Decaying rate of a convolution between an integrable function and a Schwartz function

Question

Suppose $f\in L^1(R^n)$ and $g\in S(R^n)$, where $S(R^n)$ is Schwartz space. Then, Can I have estimation like following? $$ |[f*g](x)|\leq\frac{1}{(1+|x|)^{s}}, $$ for some $s>n$. If it is correct, how to prove it? If it is not correct, what additional assumptions does it require?

Answer 1

Of course the answer to the question as stated is "of course not"; the sensible version of the question is whether we have $$ |[f*g](x)|\leq\frac{c}{(1+|x|)^{s}}. $$

The answer to that question is still no, although it's not so obvious.
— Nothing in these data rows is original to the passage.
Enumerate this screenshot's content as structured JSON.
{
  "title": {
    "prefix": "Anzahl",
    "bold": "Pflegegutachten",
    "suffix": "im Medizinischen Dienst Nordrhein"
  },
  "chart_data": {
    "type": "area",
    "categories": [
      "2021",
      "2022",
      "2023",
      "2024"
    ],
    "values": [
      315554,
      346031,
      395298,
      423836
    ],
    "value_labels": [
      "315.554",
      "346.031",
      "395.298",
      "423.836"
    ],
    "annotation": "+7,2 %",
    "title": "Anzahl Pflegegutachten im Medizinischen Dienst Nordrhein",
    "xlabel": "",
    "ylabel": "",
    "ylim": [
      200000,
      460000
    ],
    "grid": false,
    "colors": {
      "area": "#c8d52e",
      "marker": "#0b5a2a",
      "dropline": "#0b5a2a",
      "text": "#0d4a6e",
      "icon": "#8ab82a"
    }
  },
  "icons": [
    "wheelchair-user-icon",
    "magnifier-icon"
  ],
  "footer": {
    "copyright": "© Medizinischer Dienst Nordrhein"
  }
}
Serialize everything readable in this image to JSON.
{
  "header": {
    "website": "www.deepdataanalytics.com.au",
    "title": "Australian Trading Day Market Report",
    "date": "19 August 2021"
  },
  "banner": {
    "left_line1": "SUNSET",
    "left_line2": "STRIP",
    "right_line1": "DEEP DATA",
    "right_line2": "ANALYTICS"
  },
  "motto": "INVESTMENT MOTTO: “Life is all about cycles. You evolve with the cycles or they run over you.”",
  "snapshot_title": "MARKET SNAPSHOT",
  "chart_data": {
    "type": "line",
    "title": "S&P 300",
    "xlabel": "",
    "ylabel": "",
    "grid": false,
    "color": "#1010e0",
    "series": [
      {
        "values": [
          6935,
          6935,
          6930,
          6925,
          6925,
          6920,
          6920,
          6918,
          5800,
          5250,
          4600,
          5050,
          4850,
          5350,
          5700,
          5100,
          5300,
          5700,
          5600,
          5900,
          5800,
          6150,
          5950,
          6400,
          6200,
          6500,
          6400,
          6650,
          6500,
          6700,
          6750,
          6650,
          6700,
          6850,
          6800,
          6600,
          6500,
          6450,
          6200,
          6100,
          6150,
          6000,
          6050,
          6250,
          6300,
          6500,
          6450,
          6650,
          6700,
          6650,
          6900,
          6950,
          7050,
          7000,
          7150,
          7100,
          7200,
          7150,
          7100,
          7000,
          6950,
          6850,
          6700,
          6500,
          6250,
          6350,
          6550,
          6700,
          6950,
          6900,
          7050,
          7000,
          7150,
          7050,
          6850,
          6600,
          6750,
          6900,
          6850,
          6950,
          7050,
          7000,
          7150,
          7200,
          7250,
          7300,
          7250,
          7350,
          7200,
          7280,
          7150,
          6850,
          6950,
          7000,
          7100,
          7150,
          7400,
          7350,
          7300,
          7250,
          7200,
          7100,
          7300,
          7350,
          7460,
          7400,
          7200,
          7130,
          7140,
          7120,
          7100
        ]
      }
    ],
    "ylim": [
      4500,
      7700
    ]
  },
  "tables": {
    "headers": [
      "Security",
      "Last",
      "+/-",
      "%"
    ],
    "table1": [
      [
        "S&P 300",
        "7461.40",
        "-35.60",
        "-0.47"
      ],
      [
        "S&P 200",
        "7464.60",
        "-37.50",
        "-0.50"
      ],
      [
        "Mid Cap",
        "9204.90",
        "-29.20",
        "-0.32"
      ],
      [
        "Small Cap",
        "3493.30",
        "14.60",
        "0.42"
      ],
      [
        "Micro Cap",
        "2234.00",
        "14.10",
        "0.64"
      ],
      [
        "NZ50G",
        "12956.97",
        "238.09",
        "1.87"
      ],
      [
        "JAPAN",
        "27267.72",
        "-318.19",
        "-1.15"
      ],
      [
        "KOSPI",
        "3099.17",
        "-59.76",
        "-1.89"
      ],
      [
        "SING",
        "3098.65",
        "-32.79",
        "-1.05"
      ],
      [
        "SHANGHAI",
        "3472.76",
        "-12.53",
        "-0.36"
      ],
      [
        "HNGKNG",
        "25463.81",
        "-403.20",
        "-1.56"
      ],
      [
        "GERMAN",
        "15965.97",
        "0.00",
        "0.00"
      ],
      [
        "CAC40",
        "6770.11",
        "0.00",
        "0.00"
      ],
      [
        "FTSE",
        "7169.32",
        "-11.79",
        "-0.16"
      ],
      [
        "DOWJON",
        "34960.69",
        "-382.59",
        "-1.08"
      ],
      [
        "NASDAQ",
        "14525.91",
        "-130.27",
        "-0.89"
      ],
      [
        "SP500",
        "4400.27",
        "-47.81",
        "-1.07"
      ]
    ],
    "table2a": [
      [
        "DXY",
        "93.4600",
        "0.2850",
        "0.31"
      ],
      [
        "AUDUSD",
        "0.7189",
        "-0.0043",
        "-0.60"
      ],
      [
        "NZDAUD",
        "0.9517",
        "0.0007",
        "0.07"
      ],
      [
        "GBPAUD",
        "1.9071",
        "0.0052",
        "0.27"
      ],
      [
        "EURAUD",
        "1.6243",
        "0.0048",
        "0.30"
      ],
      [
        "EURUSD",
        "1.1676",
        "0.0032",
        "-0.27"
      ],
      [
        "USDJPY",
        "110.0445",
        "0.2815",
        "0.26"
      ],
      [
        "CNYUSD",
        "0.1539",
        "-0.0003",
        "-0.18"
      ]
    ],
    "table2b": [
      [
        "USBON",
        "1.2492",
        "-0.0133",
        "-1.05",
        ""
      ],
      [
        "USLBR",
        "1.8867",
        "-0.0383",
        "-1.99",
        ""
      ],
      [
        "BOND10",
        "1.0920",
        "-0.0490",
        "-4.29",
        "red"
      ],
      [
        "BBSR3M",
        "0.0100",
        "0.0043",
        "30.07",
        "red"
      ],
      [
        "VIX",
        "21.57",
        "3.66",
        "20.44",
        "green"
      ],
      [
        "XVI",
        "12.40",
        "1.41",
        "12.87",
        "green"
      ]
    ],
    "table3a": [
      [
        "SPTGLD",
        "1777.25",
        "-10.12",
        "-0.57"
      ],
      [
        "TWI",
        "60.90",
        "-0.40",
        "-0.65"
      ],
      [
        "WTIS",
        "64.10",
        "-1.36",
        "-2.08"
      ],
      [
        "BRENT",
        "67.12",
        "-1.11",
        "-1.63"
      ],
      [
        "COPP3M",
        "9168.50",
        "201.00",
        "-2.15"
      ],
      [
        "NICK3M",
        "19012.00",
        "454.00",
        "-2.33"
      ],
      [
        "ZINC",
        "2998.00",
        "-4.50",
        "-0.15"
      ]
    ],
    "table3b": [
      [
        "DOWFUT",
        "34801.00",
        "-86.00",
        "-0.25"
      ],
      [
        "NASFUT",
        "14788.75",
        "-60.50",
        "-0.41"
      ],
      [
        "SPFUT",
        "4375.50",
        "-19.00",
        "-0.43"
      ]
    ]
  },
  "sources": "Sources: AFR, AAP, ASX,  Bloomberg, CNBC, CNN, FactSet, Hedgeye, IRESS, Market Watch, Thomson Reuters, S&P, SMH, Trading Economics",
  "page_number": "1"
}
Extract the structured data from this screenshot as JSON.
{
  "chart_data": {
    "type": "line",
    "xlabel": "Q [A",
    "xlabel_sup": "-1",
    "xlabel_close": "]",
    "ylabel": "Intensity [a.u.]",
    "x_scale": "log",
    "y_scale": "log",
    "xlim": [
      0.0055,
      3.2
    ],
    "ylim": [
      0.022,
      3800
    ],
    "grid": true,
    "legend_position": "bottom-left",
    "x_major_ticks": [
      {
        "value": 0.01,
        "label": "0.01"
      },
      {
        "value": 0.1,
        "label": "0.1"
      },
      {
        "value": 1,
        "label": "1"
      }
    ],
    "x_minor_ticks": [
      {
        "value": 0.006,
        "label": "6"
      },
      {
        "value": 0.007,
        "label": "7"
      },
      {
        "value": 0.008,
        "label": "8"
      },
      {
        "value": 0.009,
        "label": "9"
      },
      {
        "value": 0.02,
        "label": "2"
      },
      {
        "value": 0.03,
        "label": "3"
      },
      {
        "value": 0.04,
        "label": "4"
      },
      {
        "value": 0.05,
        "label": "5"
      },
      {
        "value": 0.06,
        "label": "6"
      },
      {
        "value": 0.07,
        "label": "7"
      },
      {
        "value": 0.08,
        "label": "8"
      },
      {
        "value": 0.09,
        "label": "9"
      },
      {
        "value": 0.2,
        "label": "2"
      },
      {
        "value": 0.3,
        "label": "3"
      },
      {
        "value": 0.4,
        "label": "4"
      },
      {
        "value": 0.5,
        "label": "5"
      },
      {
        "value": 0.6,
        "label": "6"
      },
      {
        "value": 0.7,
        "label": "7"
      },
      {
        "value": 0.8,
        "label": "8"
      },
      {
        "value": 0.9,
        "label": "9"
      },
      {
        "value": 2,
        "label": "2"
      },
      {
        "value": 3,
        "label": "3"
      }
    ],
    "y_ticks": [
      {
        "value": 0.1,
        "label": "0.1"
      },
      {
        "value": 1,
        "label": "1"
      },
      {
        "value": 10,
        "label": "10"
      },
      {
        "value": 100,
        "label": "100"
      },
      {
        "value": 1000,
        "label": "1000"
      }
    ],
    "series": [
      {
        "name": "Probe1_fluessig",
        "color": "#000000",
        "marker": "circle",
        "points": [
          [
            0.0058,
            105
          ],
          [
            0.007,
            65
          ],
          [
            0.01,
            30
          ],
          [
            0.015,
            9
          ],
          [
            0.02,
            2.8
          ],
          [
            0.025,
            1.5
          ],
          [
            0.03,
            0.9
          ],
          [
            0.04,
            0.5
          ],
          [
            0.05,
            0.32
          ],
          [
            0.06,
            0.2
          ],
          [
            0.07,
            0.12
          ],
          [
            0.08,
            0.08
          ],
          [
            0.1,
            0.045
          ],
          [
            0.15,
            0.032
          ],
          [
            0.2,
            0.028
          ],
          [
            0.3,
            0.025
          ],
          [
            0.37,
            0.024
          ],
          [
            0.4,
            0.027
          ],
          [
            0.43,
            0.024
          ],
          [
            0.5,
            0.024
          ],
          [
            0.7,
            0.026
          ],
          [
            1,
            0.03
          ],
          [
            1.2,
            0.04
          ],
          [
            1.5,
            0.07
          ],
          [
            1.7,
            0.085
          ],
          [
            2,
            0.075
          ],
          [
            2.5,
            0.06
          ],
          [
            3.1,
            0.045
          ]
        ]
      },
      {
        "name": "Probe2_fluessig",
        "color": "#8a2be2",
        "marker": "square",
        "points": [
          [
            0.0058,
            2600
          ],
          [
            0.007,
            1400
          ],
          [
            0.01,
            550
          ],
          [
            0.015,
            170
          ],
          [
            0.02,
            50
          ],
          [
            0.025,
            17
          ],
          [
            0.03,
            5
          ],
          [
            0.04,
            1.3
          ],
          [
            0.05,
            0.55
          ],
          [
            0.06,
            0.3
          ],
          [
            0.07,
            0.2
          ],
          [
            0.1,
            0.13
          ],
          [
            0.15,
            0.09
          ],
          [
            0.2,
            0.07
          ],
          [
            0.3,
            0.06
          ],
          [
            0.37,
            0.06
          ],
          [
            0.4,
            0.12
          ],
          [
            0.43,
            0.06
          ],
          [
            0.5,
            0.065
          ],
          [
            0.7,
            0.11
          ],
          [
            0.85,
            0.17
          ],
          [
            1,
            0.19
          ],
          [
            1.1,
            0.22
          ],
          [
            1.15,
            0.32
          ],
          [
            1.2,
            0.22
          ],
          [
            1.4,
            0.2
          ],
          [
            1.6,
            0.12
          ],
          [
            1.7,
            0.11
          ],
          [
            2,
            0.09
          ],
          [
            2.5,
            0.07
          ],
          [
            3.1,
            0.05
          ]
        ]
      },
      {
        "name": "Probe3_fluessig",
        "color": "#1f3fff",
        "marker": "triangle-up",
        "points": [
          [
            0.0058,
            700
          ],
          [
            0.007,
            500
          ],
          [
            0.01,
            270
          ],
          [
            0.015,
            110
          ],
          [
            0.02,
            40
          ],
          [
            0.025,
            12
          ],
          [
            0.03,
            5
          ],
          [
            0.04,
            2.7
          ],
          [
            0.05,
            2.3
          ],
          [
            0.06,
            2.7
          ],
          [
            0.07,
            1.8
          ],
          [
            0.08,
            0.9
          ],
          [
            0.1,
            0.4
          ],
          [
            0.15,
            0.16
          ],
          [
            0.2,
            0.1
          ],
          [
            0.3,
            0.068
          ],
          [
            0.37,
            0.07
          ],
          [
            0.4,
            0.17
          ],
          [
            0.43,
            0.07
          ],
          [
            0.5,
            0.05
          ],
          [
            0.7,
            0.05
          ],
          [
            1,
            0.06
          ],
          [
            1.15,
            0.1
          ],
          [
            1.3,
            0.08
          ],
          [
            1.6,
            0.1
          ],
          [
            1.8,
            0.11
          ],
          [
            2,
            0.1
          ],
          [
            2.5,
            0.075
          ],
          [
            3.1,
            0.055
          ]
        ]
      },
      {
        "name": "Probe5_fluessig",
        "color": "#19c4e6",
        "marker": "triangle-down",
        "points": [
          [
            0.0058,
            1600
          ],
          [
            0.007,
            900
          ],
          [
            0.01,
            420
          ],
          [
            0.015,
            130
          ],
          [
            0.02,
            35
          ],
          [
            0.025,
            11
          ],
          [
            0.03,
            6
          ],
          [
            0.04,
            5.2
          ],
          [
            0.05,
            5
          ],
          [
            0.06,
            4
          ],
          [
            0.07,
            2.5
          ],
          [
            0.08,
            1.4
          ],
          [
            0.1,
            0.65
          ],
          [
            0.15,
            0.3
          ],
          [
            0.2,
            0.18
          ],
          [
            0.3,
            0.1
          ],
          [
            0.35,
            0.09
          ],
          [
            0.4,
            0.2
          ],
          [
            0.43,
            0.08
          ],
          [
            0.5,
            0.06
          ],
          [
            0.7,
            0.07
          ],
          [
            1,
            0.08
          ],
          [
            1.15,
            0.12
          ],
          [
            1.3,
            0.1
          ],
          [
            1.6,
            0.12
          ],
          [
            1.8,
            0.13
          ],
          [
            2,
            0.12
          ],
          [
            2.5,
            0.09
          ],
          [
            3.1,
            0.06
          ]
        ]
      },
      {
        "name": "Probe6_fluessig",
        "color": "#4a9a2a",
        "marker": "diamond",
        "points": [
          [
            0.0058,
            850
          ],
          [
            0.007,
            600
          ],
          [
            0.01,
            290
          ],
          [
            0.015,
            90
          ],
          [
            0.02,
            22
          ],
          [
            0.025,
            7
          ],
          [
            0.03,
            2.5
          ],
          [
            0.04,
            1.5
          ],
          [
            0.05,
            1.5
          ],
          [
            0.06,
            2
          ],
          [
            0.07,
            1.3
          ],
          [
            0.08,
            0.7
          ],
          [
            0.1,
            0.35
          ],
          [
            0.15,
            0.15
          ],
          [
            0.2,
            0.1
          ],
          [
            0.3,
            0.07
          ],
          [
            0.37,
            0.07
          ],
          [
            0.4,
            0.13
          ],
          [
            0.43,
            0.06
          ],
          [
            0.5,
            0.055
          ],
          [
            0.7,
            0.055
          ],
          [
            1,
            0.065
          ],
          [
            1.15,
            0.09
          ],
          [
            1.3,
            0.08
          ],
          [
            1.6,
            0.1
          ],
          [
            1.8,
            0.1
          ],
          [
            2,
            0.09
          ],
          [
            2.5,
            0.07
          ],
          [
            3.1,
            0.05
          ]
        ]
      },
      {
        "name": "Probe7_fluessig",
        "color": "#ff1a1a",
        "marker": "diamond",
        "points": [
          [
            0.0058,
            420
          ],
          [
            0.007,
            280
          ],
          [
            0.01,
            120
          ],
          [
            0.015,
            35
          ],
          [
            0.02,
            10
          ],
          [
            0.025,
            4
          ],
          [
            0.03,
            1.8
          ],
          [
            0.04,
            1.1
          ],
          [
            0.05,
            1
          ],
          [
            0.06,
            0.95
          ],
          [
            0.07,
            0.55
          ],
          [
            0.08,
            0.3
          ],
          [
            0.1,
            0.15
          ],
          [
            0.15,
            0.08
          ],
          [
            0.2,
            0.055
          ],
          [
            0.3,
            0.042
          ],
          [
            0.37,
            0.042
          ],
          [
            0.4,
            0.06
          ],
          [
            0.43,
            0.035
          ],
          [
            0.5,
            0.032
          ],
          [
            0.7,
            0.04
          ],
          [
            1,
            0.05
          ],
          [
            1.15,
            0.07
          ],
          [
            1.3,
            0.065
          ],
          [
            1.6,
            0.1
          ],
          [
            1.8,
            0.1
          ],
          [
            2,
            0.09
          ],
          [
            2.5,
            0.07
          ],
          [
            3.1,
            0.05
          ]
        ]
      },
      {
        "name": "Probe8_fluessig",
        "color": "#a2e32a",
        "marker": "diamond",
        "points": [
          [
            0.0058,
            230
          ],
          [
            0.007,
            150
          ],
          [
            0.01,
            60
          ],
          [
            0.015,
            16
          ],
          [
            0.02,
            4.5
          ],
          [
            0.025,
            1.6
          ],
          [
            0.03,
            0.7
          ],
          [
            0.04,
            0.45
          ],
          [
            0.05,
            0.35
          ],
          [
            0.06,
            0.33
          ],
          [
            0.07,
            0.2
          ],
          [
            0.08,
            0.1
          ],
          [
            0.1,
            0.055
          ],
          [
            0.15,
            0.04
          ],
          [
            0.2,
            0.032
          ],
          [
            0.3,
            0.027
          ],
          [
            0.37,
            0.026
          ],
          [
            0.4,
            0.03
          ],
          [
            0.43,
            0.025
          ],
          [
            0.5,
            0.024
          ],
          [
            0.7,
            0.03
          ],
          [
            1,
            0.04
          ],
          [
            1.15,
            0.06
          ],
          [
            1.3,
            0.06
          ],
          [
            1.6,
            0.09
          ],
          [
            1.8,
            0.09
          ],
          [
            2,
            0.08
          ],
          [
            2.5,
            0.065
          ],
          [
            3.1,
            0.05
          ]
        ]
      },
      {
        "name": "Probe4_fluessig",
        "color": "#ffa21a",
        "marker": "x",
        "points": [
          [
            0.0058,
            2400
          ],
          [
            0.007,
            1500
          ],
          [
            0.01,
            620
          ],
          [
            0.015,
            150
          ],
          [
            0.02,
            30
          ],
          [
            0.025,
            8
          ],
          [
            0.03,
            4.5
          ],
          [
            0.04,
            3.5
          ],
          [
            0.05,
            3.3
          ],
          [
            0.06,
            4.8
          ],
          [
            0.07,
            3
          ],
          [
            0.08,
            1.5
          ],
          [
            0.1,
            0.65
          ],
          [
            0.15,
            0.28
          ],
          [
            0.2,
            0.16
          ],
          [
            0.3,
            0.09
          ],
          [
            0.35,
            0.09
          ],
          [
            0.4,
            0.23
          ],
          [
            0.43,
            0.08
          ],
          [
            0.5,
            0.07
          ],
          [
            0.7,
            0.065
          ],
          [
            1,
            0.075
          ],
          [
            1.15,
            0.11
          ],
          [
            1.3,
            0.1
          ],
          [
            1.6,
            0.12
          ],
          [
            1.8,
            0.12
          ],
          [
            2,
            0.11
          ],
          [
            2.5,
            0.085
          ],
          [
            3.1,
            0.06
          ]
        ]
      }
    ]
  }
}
Take $n=1$ just to simplify the notation. Choose $g\in\mathcal S(\Bbb R)$ with $g\ge0$ and $g(x)\ge1$ for all $x\in[-1,1]$. Given a sequence $a_n\to\infty$, let $$f=\sum_{n=1}^\infty\frac1{n^2}\chi_{[a_n,a_n+1]}.$$

Then $f*g(a_n)\ge\frac1{n^2}$, so if $a_n$ blows up fast enough, in particular if $(1+|a_n|)^s/n^2\to\infty$, then $(1+|x|)^sf*g(x)$ is not bounded.

Note The same argument shows that $f*g\in C_0$ is the most that can be said about how fast $f*g$ vanishes at infinity: If $\phi\in C_0$ it is not true that $f*g=O(\phi)$ for every $f\in L^1$ and $g\in\mathcal S$.